Tesla (TSLA) reports fourth-quarter earnings after the closing bell on Wednesday, Feb. 7. For several quarters now, the primary focus among analysts has been on the company’s ramp-up of Model 3 production. And it doesn’t seem likely to change.
Per usual, TSLA already released Q4 production and delivery figures, as well as production targets for the Model 3. These were the main highlights from TSLA:
- In Q4, TSLA delivered a total of 29,870 vehicles, comprised of 15,200 Model S, 13,120 Model X and 1,550 Model 3.
- Management said they “made major progress addressing Model 3 production bottlenecks”, hitting a peak of 793 Model 3s in the last week of the quarter.
- Management plans to gradually ramp Model 3 production in Q1 and expects to be producing 2,500 Model 3 vehicles by the end of the quarter. By the end of Q2, the company is targeting weekly production of 5,000 Model 3s.
This is the second time TSLA has delayed production targets for the Model 3. For the most part, analysts were upbeat that TSLA had finally set an attainable production target, although some expressed concerns that the company could need to raise more capital as it continues to burn through a large amount of cash.
For Q4, TSLA is expected to report an adjusted loss per share of $3.19, widening from the $0.69 loss in the prior-year quarter, on revenue of $3.3 billion, according to third-party consensus analyst estimates. Revenue is projected to increase 44.3% year-over-year.
One topic that might come up on tomorrow’s earnings call is the recently announced long-term performance award for CEO Elon Musk, which consists of a 10-year grant of stock options that vests in 12 tranches. This will be Musk’s only compensation, the options only vest if certain market cap and operational milestones are achieved, and he must remain as either CEO or both executive chairman and chief product officer.
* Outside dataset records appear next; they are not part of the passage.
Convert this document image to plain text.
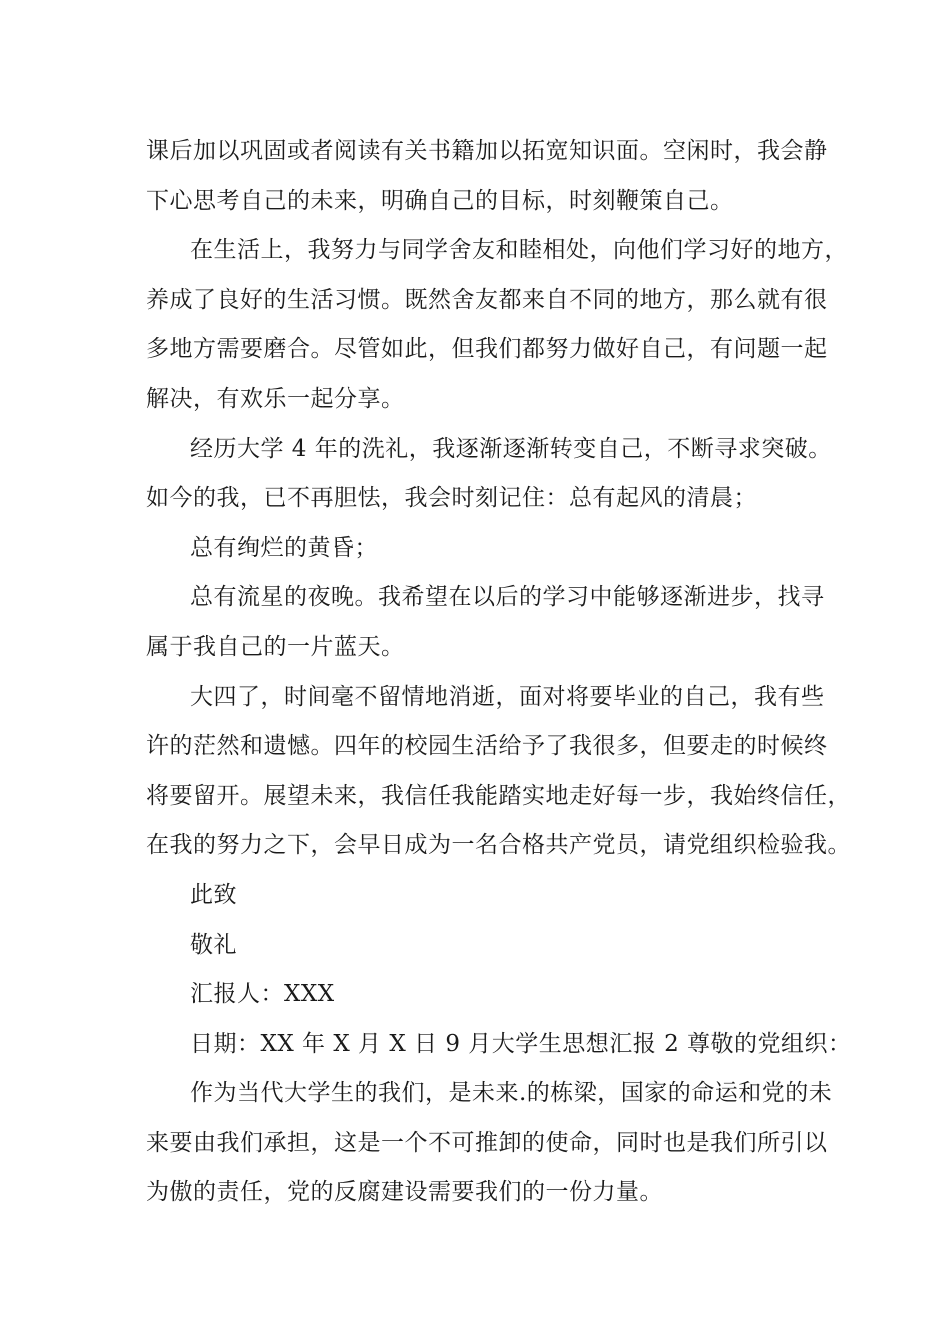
课后加以巩固或者阅读有关书籍加以拓宽知识面。空闲时，我会静
下心思考自己的未来，明确自己的目标，时刻鞭策自己。
在生活上，我努力与同学舍友和睦相处，向他们学习好的地方，
养成了良好的生活习惯。既然舍友都来自不同的地方，那么就有很
多地方需要磨合。尽管如此，但我们都努力做好自己，有问题一起
解决，有欢乐一起分享。
经历大学 4 年的洗礼，我逐渐逐渐转变自己，不断寻求突破。
如今的我，已不再胆怯，我会时刻记住：总有起风的清晨；
总有绚烂的黄昏；
总有流星的夜晚。我希望在以后的学习中能够逐渐进步，找寻
属于我自己的一片蓝天。
大四了，时间毫不留情地消逝，面对将要毕业的自己，我有些
许的茫然和遗憾。四年的校园生活给予了我很多，但要走的时候终
将要留开。展望未来，我信任我能踏实地走好每一步，我始终信任，
在我的努力之下，会早日成为一名合格共产党员，请党组织检验我。
此致
敬礼
汇报人：XXX
日期：XX 年 X 月 X 日 9 月大学生思想汇报 2 尊敬的党组织：
作为当代大学生的我们，是未来.的栋梁，国家的命运和党的未
来要由我们承担，这是一个不可推卸的使命，同时也是我们所引以
为傲的责任，党的反腐建设需要我们的一份力量。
The move was seen by some as a way to reduce investor concerns about key man risk, which occurs when an organization relies heavily on one individual and their departure could have a negative impact on the firm.
Tesla Options Trading Activity
Around the upcoming earnings release, options traders have priced about a 6.1% potential share price move in either direction, according to the Market Maker Move indicator on the thinkorswim® platform. As of this morning, implied volatility was at the 99th percentile. This information was pulled at 9:30AM ET and it could shift depending on trading activity leading up to the report.
In short-term trading at the Feb. 9 weekly expiration, calls have been active at the 340 and 350 strike prices, with a decent amount of activity in the out-of-the-money calls at the 360 and 370 strikes. Put activity has been spread out across a large number of strikes ranging from 300 to 340, with heavier trading at the 315 and 320 strikes.
Looking at the next few months of expirations, there hasn’t really been too much activity that stands out. Overall during yesterday’s session, 26,373 contracts traded on the call side while 33,949 contracts traded on the put side.
Note: Call options represent the right, but not the obligation, to buy the underlying security at a predetermined price over a set period of time. Put options represent the right, but not the obligation to sell the underlying security at a predetermined price over a set period of time.
After Friday’s and yesterday’s market drops, combined with more earnings and the potential for another government shutdown this week, it’s hard to say what the next few trading sessions will hold. After what seemed like one record close after another over the past year, the past couple of days might’ve surprised a few people, but so far the S&P 500 (SPX) is down less than 1% in 2018.
More earnings are on the docket this week with reports coming up from Twitter (TWTR) before the open on Thursday, Feb. 8 and Activision Blizzard (ATVI) after the close the same day. The next few weeks bring results from Deere (DE), MGM Resorts (MGM), Wal-Mart (WMT) and Home Depot (HD), among others.
As always, don’t let panic drive any of your trading and investing. Ultimately, the important thing is that you’re comfortable with your level of risk.